I'm working on a problem that requires me to find an upper bound on the probability that the sum of independent draws from a random variable deviates from the expected value of that sum by more than a given constant. Specifically, let $X$ be a random variable and suppose that we draw $m$ values for $X$. Let $S$ be the sum of those draws: $S=\sum_{i=1}^m X_i$, where $X_i$ is the $i$-th draw from $X$. This sum has expected value $E[S]$. If we assume that $X$'s values are always in the interval of $[a, b]$, one could try to find an upper bound on the probability that the sum of the draws deviates from the expected value of the sum by more than $t$:
$P(S – E[S] > t)$
Hoeffding's inequality tells us that an upper bound for this probability is
$\exp\bigg( \frac{-2t^2}{\sum_{i=1}^m (a – b)^2} \bigg)$
The problem that I have requires me to find an upper bound on the probability that $k$ times the sum of draws deviates from the expected value by more than $t$:
$P(kS – E[S] > t)$
where $k$ is a constant.
It seems that it should be easy to find an upper bound for this probability, but I'm kind of stuck: I've tried simple algebraic manipulations in order to try to get rid of the $k$ an transform that probability into something that would allow me to use Hoeffding's bound; I also took a look at other bounds, like the Bernstein inequalities, but nothing seems quite right.
Does anybody have an idea for a bound for this type of probability? I feel that the answer is right in front of me but I can't see it…
Thanks in advance!
Best Answer
Are you looking for something like this: $$ {\rm P}[kS - {\rm E}(S) > t] = {\rm P}[kS - {\rm E}(kS) > t - (k - 1){\rm E}(S)]. $$ Also not that $kS=kX_1 + \cdots + kX_m$ is a sum of $m$ i.i.d. random variables.

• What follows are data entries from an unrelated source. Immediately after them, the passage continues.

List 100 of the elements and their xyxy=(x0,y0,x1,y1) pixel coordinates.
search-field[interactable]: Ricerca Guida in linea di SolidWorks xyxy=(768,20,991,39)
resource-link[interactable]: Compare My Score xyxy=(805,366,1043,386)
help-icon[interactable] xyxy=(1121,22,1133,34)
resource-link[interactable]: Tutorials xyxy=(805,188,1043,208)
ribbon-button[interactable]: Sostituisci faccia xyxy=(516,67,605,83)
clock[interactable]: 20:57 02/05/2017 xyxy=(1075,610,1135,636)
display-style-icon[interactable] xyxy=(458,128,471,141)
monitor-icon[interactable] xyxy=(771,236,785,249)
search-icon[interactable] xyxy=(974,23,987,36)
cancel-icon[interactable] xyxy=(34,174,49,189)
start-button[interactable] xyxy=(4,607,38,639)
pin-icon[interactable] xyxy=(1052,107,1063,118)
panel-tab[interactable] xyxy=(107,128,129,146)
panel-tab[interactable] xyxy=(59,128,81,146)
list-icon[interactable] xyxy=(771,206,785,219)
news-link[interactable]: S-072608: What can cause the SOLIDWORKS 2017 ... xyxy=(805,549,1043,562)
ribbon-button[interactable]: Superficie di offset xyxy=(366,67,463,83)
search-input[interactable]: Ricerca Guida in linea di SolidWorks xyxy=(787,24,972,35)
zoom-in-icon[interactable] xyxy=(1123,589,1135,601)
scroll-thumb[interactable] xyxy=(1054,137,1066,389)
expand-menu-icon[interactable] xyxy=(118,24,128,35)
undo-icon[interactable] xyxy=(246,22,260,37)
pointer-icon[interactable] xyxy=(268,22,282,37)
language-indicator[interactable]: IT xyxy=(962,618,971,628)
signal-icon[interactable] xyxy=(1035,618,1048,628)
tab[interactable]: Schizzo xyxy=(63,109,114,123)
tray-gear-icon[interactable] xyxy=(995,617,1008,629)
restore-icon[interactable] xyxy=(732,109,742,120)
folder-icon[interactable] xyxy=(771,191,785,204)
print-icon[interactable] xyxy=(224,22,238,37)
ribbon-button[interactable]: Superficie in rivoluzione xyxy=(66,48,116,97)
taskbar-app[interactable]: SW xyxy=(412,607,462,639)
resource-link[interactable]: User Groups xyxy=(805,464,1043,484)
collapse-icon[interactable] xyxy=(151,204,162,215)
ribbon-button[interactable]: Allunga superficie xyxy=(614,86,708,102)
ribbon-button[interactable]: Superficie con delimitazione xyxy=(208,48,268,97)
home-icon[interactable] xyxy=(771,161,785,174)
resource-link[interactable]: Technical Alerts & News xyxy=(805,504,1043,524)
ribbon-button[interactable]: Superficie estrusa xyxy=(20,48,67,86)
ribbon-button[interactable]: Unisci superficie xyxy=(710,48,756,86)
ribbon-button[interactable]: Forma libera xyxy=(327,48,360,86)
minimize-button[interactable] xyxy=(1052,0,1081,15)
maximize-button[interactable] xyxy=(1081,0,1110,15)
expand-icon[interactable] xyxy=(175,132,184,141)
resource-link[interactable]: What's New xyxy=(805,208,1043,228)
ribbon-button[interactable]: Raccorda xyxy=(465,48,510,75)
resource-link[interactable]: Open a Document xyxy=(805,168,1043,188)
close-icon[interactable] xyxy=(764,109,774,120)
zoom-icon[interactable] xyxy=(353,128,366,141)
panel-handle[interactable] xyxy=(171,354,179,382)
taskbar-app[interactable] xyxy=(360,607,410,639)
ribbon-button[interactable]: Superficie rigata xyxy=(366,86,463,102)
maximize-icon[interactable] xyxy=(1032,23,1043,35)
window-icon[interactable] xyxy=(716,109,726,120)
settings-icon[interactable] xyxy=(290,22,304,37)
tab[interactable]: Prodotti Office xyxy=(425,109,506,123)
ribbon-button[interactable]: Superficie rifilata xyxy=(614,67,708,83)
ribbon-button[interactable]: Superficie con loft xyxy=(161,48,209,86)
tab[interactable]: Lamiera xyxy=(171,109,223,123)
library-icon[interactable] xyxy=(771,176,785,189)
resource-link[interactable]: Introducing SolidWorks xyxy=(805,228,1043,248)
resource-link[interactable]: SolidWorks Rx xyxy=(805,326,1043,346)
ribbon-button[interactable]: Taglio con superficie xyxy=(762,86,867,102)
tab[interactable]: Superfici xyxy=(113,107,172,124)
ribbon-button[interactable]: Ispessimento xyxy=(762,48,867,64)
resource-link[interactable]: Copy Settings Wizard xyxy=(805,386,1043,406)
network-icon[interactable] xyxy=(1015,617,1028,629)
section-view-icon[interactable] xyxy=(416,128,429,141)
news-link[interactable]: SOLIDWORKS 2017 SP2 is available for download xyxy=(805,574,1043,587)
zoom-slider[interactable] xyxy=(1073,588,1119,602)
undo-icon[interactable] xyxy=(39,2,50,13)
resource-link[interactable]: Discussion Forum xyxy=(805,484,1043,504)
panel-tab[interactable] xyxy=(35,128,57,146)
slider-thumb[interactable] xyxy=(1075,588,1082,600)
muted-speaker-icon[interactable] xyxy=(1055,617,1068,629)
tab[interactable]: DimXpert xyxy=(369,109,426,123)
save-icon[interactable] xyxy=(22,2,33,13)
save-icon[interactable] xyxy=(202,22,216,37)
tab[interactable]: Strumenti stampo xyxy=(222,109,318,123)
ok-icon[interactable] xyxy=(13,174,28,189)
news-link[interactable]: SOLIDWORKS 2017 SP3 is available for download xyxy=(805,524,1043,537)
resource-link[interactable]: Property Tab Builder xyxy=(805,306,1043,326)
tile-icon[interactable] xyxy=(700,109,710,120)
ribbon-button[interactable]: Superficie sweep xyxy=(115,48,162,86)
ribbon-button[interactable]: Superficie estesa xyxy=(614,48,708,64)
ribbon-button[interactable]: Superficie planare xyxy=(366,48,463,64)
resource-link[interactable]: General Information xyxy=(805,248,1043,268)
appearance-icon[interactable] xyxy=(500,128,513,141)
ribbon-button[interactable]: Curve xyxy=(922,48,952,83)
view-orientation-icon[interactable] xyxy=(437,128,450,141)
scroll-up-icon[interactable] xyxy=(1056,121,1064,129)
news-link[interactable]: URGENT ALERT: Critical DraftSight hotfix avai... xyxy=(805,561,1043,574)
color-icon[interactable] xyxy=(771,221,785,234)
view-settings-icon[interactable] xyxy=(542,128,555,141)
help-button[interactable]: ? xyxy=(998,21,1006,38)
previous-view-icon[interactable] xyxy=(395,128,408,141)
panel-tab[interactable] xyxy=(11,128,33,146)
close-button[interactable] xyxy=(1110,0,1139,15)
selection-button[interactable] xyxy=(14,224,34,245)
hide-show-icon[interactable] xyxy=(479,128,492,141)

EDIT: Assuming, from a practical point of view, that ${\rm E}(X)$ is known (and $X \in [a,b]$), then, by Hoeffding's inequality, the above equation gives $$ {\rm P}[kS - {\rm E}(S) \geq t] \leq \exp \bigg( - \frac{{2[t - (k - 1)m{\rm E}(X)]^2 }}{{mk^2 (b - a)^2 }}\bigg), $$ provided that $t - (k - 1)m{\rm E}(X) > 0$ (note that $kX$ belongs to the interval $[ka,kb]$, whose length is $k(b-a)$). If, on the other hand, ${\rm E}(X)$ is not known, then nothing useful is likely to be achieved.